The group has composed a number of new songs, while Fleming added one of her own songs, "Heart of a Woman," and they will be doing a cover of John Coltrane's "Ole."
"I've been kind of working on carving out the specifics of each piece," Smith stated. "Meanwhile I've been thinking about the general narrative across the board and the interplay between the dancers.
"I've constructed the theme as the interplay of masculine and feminine forces as a set of two polar opposites and they're meeting in the middle," Smith continued. "The music will also focus on the dichotomy of introversion verses extroversion and aggression versus submission. The third dancer in the middle of that combines those qualities into a balance."
It may sound haughty to describe the music in such terms, but in the end it is just a highfalutin way of saying the show will make you shake your ass with meaning. And if the idea of thought provoking music somehow does not pique the attention of the crowd it can be accomplished in two words: Body Paint.
In order to portray the narrative vision of the piece, the music and choreography will be enhanced by women hooping in painted-on costumes, - so as to make it a feast for the eyes as well as the ears.
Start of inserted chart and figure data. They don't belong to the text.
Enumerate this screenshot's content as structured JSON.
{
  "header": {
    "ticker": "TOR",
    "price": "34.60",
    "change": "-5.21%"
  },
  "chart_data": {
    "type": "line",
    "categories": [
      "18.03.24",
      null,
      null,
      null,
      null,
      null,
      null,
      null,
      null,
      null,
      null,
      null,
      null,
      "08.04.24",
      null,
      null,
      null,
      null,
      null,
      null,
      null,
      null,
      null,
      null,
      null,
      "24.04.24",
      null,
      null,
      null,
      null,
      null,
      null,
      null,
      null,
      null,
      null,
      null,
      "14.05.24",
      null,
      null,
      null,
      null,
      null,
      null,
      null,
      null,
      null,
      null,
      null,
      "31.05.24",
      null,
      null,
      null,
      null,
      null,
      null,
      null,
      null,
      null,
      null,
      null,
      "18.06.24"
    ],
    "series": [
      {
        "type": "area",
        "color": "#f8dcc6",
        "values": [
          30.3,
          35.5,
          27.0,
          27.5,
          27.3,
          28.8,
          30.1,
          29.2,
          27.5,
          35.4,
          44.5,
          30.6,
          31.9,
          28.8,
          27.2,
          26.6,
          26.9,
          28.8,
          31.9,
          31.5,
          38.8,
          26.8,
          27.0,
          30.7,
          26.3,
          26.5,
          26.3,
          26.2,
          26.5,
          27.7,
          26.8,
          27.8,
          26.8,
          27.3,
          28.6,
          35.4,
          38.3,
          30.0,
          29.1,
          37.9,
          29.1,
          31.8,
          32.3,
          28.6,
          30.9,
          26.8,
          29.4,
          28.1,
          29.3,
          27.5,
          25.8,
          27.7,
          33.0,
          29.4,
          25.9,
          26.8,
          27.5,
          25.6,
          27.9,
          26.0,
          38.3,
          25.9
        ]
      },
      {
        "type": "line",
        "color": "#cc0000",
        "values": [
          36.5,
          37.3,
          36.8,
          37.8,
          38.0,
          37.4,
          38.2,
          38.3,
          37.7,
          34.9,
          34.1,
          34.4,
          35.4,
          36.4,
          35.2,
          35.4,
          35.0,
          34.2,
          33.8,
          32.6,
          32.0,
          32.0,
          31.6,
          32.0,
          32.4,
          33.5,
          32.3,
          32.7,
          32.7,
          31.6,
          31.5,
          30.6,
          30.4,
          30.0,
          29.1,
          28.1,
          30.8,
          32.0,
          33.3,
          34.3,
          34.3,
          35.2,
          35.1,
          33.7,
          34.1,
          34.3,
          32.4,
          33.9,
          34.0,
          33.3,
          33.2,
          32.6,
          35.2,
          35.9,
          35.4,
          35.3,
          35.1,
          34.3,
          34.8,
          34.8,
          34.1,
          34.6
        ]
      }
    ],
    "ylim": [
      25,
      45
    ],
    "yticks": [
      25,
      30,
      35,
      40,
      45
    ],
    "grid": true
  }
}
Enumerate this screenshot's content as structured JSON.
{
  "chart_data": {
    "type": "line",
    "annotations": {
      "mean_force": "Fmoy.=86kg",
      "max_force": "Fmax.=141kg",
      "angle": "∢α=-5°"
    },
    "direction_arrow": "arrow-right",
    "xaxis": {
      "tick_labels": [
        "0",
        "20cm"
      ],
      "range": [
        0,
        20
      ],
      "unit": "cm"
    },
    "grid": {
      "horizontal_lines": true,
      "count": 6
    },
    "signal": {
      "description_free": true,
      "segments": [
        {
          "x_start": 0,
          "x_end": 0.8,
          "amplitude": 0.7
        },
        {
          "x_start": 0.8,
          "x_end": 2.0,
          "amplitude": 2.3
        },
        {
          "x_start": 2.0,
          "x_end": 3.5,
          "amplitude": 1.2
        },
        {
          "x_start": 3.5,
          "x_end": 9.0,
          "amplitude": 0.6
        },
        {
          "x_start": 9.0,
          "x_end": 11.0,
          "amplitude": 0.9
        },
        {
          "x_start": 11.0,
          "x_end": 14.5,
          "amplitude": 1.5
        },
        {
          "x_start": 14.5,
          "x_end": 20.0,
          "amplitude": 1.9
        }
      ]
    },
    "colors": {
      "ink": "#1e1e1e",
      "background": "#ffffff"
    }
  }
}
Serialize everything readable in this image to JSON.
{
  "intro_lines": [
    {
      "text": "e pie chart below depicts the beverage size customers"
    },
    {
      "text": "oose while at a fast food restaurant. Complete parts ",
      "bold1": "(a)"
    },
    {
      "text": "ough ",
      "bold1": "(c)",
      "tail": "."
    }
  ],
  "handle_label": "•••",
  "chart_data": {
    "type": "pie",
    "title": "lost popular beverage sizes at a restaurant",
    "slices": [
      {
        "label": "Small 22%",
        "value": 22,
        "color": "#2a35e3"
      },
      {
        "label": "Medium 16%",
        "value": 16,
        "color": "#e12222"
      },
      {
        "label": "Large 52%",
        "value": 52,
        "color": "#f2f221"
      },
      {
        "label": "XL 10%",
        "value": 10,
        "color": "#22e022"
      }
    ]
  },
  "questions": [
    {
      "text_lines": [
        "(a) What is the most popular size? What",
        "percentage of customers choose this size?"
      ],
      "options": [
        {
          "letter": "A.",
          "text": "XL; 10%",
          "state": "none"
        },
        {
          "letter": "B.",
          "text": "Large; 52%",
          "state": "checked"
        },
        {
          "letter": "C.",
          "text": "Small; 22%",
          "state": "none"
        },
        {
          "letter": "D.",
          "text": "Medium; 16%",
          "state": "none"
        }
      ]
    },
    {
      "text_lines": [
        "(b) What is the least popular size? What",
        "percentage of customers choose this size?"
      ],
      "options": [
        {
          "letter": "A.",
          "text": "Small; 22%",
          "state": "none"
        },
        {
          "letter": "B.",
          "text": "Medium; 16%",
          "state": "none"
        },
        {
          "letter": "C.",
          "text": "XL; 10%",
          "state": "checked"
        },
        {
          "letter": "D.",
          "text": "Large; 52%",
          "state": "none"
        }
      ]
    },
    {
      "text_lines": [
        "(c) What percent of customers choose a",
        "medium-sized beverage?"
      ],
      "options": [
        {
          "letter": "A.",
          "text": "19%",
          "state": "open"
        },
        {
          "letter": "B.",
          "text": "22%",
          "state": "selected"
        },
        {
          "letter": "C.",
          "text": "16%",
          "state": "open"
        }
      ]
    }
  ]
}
"It has been an amazing experience to perform with live musicians and friends," said Haller, who teaches and makes custom hoops. "I don't think Erie has ever seen anything like this before. It truly is performance art. The whole piece encompasses so much positive energy. I think the audience will be blown away."
The group is not lost on itself. The mission is to entertain, but in the most artistic of fashions.
"I see it as an honor to play on the main stage," Trohoske said. "There's been a lot of blood sweat and tears. I'm a 40-year-old man. We make our living doing this. We've spent years kicking against the bricks just trying to make a living, but still do our art form. We're not a bunch of art kids sitting in a coffee house talking about doing art. We're out there. We're workhorses. We're working musicians.
"I don't have any huge expectations," he continued. "I expect that the band is going to do what they do for every gig. And that's go in prepared. Go in with a sense of brotherhood like we always do. This is a family. I can never live up to my expectations until I get there and the music starts playing because often times it exceeds any expectations I might have had. Every new gig is the best gig because it just gets better. "
The artist collective of musicians and dancers will be performing on the main stage Friday, Aug. 19, from 7 to 8:30 p.m. A Celebrate Erie pre-party and sneak peek of the group will be held Thursday, Aug. 11 at 1201 Kitchen, 1201 State St.